Just when you thought tax law couldn’t get any more idiotic. Excerpt:
Can the government impose an income tax when you never had income? That may seem like a trick question, but it’s exactly what happened to Charles and Kathleen Moore. In 2006, the Moores invested in a start‐up Indian company called KisanKraft, whose goal was to provide low‐cost, efficient tools to rural Indian farmers. The Moores believed in KisanKraft’s mission and retained their shares of KisanKraft for over a decade, never selling it for a profit. And KisanKraft reinvested all of its own profits in the company, never paying dividends. For that reason, the Moores never saw a dollar from their investment.
Yet in 2017, the Moores suddenly received a hefty federal tax bill for their ownership stake in KisanKraft. How could that be, if they never earned any money from their holdings? The reason is a provision of the 2017 Tax Cuts and Jobs Act called the Mandatory Repatriation Tax. For U.S. taxpayers who met a certain minimum threshold of ownership in certain foreign corporations, the Mandatory Repatriation Tax imposed a tax bill as if those taxpayers had earned a 2017 dividend from the corporation for profits going back years. Because the Moores owned roughly 13 percent of KisanKraft shares, they were taxed as if KisanKraft had paid them a 2017 dividend worth 13 percent of KisanKraft’s earnings since 2006. Even though that 2017 dividend was fictional, their tax bill was very real.

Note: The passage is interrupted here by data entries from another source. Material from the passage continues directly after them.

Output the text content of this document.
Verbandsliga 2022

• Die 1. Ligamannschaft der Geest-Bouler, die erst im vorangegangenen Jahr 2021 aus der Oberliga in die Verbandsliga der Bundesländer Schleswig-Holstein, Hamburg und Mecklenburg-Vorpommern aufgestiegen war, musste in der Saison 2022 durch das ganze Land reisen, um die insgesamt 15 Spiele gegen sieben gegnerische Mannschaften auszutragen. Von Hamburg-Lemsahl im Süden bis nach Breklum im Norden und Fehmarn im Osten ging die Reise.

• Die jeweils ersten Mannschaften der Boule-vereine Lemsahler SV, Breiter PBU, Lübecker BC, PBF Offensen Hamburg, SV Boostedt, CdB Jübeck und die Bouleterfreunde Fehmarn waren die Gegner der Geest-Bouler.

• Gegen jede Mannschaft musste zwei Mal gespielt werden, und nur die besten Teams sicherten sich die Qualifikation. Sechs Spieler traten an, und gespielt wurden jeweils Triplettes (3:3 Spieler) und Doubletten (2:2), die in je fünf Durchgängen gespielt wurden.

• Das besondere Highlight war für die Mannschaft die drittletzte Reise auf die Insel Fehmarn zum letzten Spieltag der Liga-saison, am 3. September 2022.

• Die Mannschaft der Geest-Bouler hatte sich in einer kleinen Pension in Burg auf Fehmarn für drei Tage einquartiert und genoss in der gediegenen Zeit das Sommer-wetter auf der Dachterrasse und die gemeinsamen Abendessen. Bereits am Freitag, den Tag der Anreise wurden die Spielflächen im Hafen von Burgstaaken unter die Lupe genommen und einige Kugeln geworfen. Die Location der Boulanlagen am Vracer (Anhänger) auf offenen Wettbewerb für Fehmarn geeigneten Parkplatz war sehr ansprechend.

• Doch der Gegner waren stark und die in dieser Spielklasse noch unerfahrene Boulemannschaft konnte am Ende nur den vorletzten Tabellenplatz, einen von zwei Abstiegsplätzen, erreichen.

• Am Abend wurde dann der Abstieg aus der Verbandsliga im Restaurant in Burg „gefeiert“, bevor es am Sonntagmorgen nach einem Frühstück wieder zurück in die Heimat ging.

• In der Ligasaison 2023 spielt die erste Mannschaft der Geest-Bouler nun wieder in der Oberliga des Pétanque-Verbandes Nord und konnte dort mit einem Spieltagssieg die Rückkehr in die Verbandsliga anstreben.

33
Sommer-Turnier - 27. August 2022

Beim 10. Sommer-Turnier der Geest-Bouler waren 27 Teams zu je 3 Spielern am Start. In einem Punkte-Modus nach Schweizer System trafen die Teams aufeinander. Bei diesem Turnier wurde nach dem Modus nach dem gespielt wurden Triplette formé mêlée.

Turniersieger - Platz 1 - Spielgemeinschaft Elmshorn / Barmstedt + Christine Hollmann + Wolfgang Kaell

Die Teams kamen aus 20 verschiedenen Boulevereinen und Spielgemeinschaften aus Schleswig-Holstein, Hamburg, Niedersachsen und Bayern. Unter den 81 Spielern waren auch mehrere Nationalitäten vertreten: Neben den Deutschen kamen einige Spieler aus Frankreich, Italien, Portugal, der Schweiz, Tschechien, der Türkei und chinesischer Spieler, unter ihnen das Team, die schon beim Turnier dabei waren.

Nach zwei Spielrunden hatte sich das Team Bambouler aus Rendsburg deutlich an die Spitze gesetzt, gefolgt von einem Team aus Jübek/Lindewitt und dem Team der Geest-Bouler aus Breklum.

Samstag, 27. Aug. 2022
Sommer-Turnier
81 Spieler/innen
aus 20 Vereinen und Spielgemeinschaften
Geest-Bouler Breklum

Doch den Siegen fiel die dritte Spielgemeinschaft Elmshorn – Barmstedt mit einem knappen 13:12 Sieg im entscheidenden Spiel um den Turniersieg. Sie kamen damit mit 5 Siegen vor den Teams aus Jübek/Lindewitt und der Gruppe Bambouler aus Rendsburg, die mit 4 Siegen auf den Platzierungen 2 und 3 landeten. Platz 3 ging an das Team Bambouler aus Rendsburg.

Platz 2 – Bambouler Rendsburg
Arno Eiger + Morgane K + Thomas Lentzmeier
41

Read the whole article for the legal wrangling that’s going on; with a bit of luck and judges with some actual activity in their brain pans, the Moores won’t end up having to pay this ridiculous tax bill.
This, True Believers, is an awfully good illustration of government gone nucking futz. These good folks are being ordered to pay an “income” tax where there was no income. It’s about as idiotic – that is to say, very idiotic – as President Biden(‘s handlers) idea that people should pay a “wealth tax” which, aside from being illegal and unconstitutional, would include taxing unrealized income. That is to say, potential income that the taxpayer has not received.
There’s an answer to all this, but it’s pretty unlikely to happen: Repeal the Sixteenth Amendment, do away with all production-based taxes including capital gains, and replace them with a consumption-based tax at the retail, and only the retail level. A sales tax, not a value-added tax. That would be much friendlier to business and economic growth while eliminating this kind of stupidity.
But, because it makes sense, it’s not likely to happen. Such is the nature of overbearing government.